Quote:
Originally Posted by WT Sharpe
IMHO prices should be lower on ebooks because there's so much less work involved on the publisher's end. But the authors should receive a substantially higher percentage of each sale -- high enough to match what they would earn off of paper sales. After all, their work has not diminished. Fair is fair.
|
Quote:
Originally Posted by kindlekitten
I'm in complete agreement. I've seen a couple of conversations regarding publishing prices with arguments that it is not that much cheaper to publish an ebook.... I don't get it! I am publishing industry impaired about this topic
|
Quote:
Originally Posted by kennyc
I just simply don't believe it. The printing, warehousing, shipping, and RETURNS!
The costs involved are different because the book must be distributed, tracked and stored on/by computer. I'm sure the are already tracking their physical product by computer do that is no different.
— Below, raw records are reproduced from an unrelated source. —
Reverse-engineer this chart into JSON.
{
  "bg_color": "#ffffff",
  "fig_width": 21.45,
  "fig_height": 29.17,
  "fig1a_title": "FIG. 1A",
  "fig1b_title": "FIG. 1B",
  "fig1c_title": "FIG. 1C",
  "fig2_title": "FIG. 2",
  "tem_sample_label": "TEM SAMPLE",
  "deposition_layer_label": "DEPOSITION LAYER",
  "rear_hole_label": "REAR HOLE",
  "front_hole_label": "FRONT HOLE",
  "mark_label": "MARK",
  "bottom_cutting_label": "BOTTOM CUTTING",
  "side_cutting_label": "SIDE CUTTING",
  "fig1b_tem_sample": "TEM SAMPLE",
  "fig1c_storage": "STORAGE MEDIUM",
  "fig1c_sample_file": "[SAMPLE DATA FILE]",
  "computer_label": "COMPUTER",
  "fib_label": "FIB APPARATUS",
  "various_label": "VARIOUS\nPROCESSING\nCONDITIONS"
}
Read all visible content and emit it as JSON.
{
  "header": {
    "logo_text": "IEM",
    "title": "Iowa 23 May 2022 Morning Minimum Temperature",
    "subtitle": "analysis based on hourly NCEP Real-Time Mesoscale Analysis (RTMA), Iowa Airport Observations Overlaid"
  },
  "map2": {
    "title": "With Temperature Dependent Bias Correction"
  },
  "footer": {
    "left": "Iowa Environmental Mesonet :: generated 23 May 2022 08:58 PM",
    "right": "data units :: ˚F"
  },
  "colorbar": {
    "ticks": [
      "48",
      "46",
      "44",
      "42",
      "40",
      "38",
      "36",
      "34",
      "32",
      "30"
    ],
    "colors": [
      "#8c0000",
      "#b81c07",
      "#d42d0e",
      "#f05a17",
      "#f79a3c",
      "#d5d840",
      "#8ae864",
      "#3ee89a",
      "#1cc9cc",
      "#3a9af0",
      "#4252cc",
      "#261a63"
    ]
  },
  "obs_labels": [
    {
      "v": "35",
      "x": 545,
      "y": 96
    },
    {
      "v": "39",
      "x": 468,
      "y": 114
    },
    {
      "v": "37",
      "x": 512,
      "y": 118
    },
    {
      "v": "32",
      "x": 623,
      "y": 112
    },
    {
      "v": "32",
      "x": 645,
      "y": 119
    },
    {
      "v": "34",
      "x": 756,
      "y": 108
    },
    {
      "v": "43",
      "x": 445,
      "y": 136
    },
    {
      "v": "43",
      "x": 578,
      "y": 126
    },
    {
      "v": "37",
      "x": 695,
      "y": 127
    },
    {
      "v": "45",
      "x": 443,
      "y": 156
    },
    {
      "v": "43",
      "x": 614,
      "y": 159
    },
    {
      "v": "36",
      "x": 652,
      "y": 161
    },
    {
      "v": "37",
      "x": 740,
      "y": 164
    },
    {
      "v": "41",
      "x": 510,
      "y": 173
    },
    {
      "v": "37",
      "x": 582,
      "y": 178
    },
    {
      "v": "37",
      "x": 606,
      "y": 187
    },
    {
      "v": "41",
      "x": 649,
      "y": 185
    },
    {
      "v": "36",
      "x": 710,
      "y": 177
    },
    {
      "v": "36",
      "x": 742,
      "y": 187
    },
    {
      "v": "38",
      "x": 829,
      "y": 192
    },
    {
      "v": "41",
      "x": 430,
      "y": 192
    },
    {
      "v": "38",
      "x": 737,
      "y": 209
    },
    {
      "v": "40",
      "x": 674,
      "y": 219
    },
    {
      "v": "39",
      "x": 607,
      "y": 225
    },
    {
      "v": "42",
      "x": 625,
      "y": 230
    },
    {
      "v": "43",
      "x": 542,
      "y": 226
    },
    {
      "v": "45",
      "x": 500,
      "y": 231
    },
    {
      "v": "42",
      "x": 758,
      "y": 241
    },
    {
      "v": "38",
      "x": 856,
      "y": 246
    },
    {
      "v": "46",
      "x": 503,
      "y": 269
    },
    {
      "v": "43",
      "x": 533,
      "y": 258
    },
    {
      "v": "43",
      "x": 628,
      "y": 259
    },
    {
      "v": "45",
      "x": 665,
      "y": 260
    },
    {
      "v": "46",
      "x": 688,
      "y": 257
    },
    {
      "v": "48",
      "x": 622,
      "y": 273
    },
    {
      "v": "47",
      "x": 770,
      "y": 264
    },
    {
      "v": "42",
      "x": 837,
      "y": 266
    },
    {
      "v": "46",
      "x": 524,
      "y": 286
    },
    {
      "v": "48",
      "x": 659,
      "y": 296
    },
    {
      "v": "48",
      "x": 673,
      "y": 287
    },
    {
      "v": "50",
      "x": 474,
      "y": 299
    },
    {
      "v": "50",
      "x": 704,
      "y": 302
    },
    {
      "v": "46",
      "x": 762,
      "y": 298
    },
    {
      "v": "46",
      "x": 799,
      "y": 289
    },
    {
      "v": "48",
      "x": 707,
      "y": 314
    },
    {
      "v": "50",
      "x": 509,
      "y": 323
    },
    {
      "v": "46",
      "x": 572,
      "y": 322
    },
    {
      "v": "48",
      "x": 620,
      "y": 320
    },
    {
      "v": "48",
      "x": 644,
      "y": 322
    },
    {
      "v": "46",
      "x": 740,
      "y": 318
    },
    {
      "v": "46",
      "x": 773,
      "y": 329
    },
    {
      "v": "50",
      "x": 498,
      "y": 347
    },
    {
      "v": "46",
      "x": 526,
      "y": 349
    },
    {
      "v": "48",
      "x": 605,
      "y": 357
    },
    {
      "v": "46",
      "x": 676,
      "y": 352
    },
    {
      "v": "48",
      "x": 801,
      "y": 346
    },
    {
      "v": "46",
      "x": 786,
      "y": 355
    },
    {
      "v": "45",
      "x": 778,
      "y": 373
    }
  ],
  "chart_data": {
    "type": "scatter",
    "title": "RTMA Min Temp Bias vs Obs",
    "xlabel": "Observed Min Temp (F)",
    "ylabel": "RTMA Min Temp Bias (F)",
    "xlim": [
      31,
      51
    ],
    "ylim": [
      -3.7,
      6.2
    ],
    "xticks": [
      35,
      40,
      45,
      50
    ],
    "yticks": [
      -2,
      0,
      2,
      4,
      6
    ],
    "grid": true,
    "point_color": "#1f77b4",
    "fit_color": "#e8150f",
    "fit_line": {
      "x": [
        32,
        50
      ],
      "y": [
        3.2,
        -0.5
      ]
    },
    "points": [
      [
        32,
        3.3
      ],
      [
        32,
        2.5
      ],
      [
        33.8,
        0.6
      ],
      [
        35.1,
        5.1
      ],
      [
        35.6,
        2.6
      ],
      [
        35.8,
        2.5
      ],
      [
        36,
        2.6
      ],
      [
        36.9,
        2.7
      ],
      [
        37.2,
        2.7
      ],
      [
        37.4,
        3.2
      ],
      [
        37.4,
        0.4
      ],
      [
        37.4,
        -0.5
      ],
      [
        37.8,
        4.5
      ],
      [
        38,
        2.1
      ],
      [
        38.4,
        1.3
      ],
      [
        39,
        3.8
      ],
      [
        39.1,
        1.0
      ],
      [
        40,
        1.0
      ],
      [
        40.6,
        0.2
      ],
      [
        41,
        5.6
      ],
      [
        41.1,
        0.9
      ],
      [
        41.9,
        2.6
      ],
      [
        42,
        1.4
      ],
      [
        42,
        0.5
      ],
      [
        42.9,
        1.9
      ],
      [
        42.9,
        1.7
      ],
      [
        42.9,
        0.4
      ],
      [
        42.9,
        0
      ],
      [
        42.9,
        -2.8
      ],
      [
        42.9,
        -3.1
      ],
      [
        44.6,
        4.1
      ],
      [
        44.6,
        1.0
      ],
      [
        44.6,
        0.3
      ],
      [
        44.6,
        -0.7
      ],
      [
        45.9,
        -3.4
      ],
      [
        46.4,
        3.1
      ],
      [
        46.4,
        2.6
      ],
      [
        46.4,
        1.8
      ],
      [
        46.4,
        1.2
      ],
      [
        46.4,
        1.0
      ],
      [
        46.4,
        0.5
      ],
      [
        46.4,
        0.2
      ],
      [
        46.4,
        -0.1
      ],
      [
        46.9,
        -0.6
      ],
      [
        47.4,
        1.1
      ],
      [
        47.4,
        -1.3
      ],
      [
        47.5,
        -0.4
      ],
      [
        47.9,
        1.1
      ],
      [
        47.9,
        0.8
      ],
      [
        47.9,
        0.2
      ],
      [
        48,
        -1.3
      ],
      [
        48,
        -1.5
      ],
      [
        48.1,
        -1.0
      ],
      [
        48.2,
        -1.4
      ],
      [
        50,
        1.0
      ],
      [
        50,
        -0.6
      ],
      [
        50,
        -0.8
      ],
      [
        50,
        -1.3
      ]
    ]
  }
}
The above are the only cost differentials I see and I can't believe those are insignificant.
I think it is much more to do with FUD than anything so they(the publishers) refuse to change.
|
Yeah, I don't believe it either.
Like Daffy, I also missed this "48 ebooks for 100 pbooks" figure. That is way more than I would have imagined. Basically one out of every three books sold is an ebook? That's staggering if true.
Plus, if I were an author, I'd try and retain the rights to my ebook sales. Then I'd submit the book to Amazon myself and keep 35%+ of the sales, or I could go through Smashwords and keep nearly 50%. [Edit: I'd submit the ebook to other ebook outlets as well.]